Die Gesellschaft war eine überaus gemischte. Da waren zwei Herren, von denen jeder irgend etwas in der City war — was, habe ich nie ermitteln können. Ferner war einer da, von dem ich wusste, dass er Bookmaker, aber nicht Mitglied des Tattersalls war. Auch ein auf Halbsold gesetzter Offizier war vorhanden, weiter ein Titular-Oberstlieutenant und ein Schreiber von Somerset House nebst einem Herrn von der Presse. Was die Damen anbelangt, so waren auch diese ein wenig gemischt. Die eine war eine Generalswitwe, die mit ausgeprägtem irischen Dialekt sprach und bei jeder denkbaren Gelegenheit auf ihren Gatten, den „Scheneral“, Bezug nahm. Auch zwei wohlbeleibte Frauen waren da, von deren Männern behauptet wurde, sie dienten in Indien. Allein es ergaben sich einige Schwierigkeiten, wenn man festzustellen versuchte, welchen Regimentern diese tapferen Offiziere angehörten — eine Thatsache, die von der Frau Generalin tückischerweise ausgebeutet wurde. Ferner hatten wir eine Miss M’Lachlan, die gerne mit ihrem Neffen, „Dem M’Lachlan“ prahlte; sie kleidete sich äusserst streng und schlicht, hatte eine aufdringliche Nase und war eine so entschiedene Calvinistin, dass sie jede Art von bischöflicher Verfassung für schlimmer hielt, als die römisch-katholische Kirche selbst. Schliesslich kam noch Mrs. Brabazon, zwischen fünfundzwanzig und fünfunddreissig Jahren, die von allen andern Frauen gehasst wurde, teils weil sie alle Kleider aus Paris bezog und sich besser zu kleiden verstand als die übrigen, teils weil sie sehr hübsch war und allen Männern gefiel, teils auch, weil sie sich gewisse Ueppigkeiten gestattete, wie ein Fläschchen Champagner zum Mittagessen oder auch gelegentlich eine Treibhausfrucht, während sie ihrer Leidenschaft für frische Blumen ganz zügellos frönte und sich welche aus Nizza kommen liess, wenn in London auch um den höchsten Preis keine aufzutreiben waren.

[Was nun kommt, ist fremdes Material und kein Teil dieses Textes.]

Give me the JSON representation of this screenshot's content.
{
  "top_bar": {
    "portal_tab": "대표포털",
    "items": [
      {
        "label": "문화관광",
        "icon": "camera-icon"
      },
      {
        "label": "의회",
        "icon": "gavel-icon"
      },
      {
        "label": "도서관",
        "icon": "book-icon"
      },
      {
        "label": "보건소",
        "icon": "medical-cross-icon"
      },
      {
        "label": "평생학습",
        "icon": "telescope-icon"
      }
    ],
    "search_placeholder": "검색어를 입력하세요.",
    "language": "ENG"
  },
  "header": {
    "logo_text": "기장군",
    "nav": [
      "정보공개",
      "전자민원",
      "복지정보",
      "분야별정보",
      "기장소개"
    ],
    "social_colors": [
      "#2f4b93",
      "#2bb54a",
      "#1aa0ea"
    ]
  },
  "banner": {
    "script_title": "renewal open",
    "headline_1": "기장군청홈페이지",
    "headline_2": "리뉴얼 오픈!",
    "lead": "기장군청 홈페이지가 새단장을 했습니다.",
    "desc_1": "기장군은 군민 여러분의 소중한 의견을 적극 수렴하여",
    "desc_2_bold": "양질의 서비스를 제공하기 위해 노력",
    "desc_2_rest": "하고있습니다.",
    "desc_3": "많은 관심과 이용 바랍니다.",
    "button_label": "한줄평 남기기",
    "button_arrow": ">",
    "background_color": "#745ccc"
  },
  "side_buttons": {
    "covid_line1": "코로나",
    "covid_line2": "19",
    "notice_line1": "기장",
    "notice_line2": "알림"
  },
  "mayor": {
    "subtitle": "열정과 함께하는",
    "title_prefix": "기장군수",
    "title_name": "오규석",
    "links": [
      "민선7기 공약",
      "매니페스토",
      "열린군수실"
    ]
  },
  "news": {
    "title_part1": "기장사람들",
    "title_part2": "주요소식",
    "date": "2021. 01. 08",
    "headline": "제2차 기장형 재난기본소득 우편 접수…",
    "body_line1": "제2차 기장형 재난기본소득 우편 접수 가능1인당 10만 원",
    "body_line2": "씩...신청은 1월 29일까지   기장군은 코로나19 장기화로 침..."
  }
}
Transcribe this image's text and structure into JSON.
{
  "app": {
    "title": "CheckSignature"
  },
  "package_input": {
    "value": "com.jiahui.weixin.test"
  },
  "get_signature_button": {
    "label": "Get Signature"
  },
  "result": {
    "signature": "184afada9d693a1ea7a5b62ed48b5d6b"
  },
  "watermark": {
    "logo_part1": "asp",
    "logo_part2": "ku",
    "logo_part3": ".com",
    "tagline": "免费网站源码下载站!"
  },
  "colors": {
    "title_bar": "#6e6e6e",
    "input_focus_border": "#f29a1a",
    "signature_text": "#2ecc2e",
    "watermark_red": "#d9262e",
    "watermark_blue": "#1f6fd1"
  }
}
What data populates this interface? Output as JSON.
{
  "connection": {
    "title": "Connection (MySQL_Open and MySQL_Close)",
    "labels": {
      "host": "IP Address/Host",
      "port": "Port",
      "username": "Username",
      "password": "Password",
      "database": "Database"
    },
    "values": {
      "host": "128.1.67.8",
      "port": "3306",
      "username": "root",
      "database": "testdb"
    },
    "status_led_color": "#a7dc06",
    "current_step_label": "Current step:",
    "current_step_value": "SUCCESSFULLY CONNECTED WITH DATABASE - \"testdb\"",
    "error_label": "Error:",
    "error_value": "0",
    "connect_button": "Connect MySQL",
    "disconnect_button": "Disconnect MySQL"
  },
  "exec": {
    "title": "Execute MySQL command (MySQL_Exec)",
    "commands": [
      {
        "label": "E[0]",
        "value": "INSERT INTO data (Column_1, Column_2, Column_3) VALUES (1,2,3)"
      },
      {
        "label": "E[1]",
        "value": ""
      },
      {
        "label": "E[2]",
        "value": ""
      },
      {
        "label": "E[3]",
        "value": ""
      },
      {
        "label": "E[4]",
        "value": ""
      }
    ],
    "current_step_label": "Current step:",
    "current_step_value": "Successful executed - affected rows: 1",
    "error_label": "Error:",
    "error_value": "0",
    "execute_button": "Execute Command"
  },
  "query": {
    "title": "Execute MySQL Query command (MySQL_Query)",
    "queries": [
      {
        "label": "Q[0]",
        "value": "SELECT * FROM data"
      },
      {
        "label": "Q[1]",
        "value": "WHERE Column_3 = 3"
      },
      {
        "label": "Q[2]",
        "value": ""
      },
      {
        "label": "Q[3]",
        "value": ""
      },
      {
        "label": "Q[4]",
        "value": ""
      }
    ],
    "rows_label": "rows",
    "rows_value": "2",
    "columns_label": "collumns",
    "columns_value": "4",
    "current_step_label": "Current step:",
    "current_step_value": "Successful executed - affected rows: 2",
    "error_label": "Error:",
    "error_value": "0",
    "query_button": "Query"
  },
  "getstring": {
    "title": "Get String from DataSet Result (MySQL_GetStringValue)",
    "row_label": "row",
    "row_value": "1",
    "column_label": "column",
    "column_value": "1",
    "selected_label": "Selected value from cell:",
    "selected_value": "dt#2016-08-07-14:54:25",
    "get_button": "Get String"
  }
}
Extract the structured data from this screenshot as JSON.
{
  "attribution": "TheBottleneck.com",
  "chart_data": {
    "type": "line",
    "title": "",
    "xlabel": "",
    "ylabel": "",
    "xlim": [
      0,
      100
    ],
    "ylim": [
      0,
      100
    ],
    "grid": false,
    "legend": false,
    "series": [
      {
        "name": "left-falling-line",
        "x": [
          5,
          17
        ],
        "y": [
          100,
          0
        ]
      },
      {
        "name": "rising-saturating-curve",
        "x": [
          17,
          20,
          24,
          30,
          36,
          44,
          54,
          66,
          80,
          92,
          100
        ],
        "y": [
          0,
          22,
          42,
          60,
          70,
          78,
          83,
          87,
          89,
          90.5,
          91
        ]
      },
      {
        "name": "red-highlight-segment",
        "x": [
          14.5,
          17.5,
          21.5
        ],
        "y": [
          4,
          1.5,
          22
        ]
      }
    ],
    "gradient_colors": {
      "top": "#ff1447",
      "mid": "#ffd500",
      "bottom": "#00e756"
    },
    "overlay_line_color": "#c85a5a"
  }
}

Schon nach einer Woche waren Mrs. Brabazon und ich die besten Freunde und nach Verlauf von vierzehn Tagen wurde mir gestattet, sie auf ihrem Morgenspaziergang zu begleiten. Nach etwa einem Dutzend solcher Ausflüge, deren Ziel meistens die Kensington-Gärten waren, erklärte ich ihr mehr oder weniger tölpelhaft, denn es war mir ernst, dass ich sie liebe, worauf sie entgegnete, ich sei ein ganz ungezogener und unverschämter Junge, dass ich wage, ihr so etwas ins Gesicht zu sagen.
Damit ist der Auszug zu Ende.